For newer descriptions of how these systems fail, see Molly White: https://blog.mollywhite.net/is-web3-bullshit/ (and other essays and talks)

Edit: There's also The Edited Latecomer's Guide To Crypto https://www.mollywhite.net/annotations/latecomers-guide-to-c...


People really need to stop listening to molly white, her skepticism is fundamentally no different from what crypto shillers do. It’s toxic and exploits people’s ignorance about legitimate and balanced routes to crypto education. Only the sign is inverted.


Demagoguery. That's crypto proponents' only response to legitimate criticisms.
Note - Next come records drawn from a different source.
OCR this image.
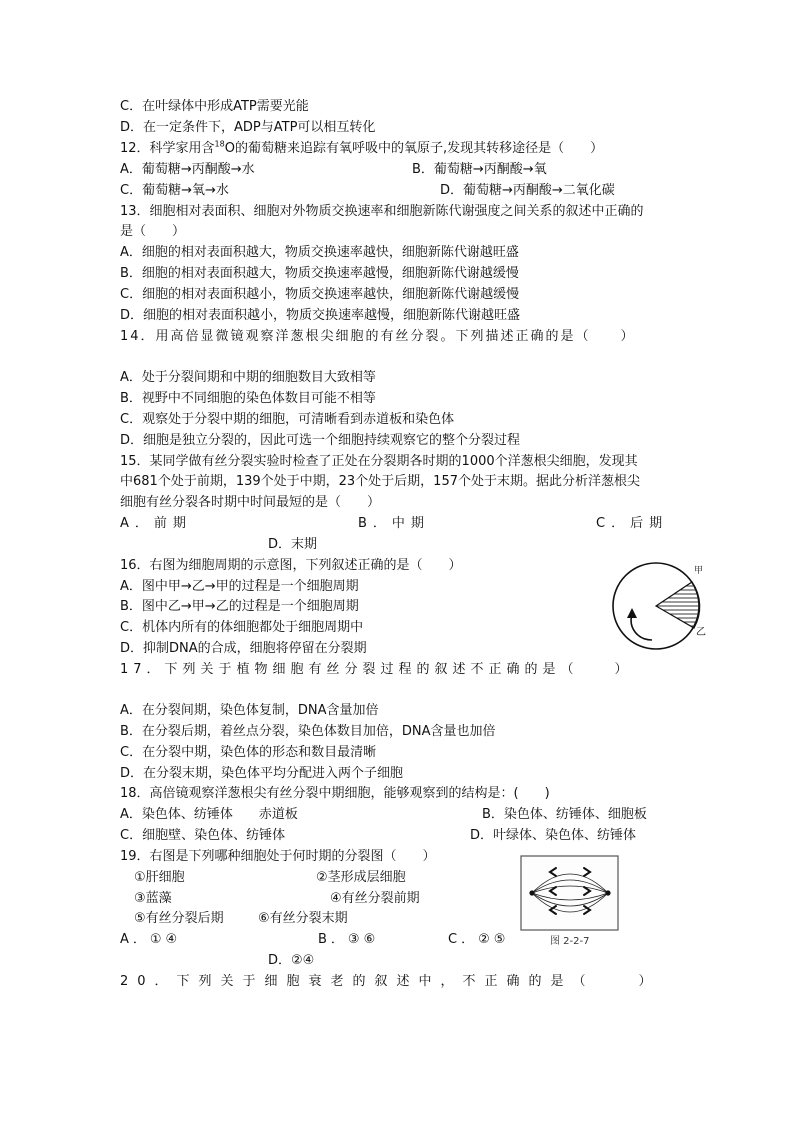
C．在叶绿体中形成ATP需要光能
D．在一定条件下，ADP与ATP可以相互转化
12．科学家用含$^{18}$O的葡萄糖来追踪有氧呼吸中的氧原子,发现其转移途径是（　　）
A．葡萄糖→丙酮酸→水	B．葡萄糖→丙酮酸→氧
C．葡萄糖→氧→水	D．葡萄糖→丙酮酸→二氧化碳
13．细胞相对表面积、细胞对外物质交换速率和细胞新陈代谢强度之间关系的叙述中正确的
是（　　）
A．细胞的相对表面积越大，物质交换速率越快，细胞新陈代谢越旺盛
B．细胞的相对表面积越大，物质交换速率越慢，细胞新陈代谢越缓慢
C．细胞的相对表面积越小，物质交换速率越快，细胞新陈代谢越缓慢
D．细胞的相对表面积越小，物质交换速率越慢，细胞新陈代谢越旺盛
14．用高倍显微镜观察洋葱根尖细胞的有丝分裂。下列描述正确的是（　　）
A．处于分裂间期和中期的细胞数目大致相等
B．视野中不同细胞的染色体数目可能不相等
C．观察处于分裂中期的细胞，可清晰看到赤道板和染色体
D．细胞是独立分裂的，因此可选一个细胞持续观察它的整个分裂过程
15．某同学做有丝分裂实验时检查了正处在分裂期各时期的1000个洋葱根尖细胞，发现其
中681个处于前期，139个处于中期，23个处于后期，157个处于末期。据此分析洋葱根尖
细胞有丝分裂各时期中时间最短的是（　　）
A．前期	B．中期	C．后期
D．末期
16．右图为细胞周期的示意图，下列叙述正确的是（　　）
A．图中甲→乙→甲的过程是一个细胞周期
B．图中乙→甲→乙的过程是一个细胞周期
C．机体内所有的体细胞都处于细胞周期中
D．抑制DNA的合成，细胞将停留在分裂期
甲
乙
17．下列关于植物细胞有丝分裂过程的叙述不正确的是（　　）
A．在分裂间期，染色体复制，DNA含量加倍
B．在分裂后期，着丝点分裂，染色体数目加倍，DNA含量也加倍
C．在分裂中期，染色体的形态和数目最清晰
D．在分裂末期，染色体平均分配进入两个子细胞
18．高倍镜观察洋葱根尖有丝分裂中期细胞，能够观察到的结构是：(　　)
A．染色体、纺锤体　　赤道板	B．染色体、纺锤体、细胞板
C．细胞壁、染色体、纺锤体	D．叶绿体、染色体、纺锤体
19．右图是下列哪种细胞处于何时期的分裂图（　　）
①肝细胞	②茎形成层细胞
③蓝藻	④有丝分裂前期
⑤有丝分裂后期	⑥有丝分裂末期
A．①④	B．③⑥	C．②⑤
D．②④
图 2-2-7
20．下列关于细胞衰老的叙述中，不正确的是（　　）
For NFTs it’s very easy to grasp their novel use case. Any digital asset (content subscriptions, software licences, passes to gated communities, in-game items etc. — all are supported by real, functional examples today) can be distributed easily to the wallet of your users and you don’t need to worry about building additional middleman infrastructure to store and verify the data or to enable your users to trade the assets. In fact the users gain unprecedented property rights: they can sell the assets freely, take a peer-to-peer currency loan against them, exchange them for something else, destroy them etc. As the creator of the NFT collection you don’t need to worry about how that happens because it takes place on decentralised protocols that are already operational.


And this ignores everything else: actual artist's rights, the fact that most NFTs reside on centralised services etc.

As to "there's no middleman": there is. The person who wrote the NFT's "smart contract".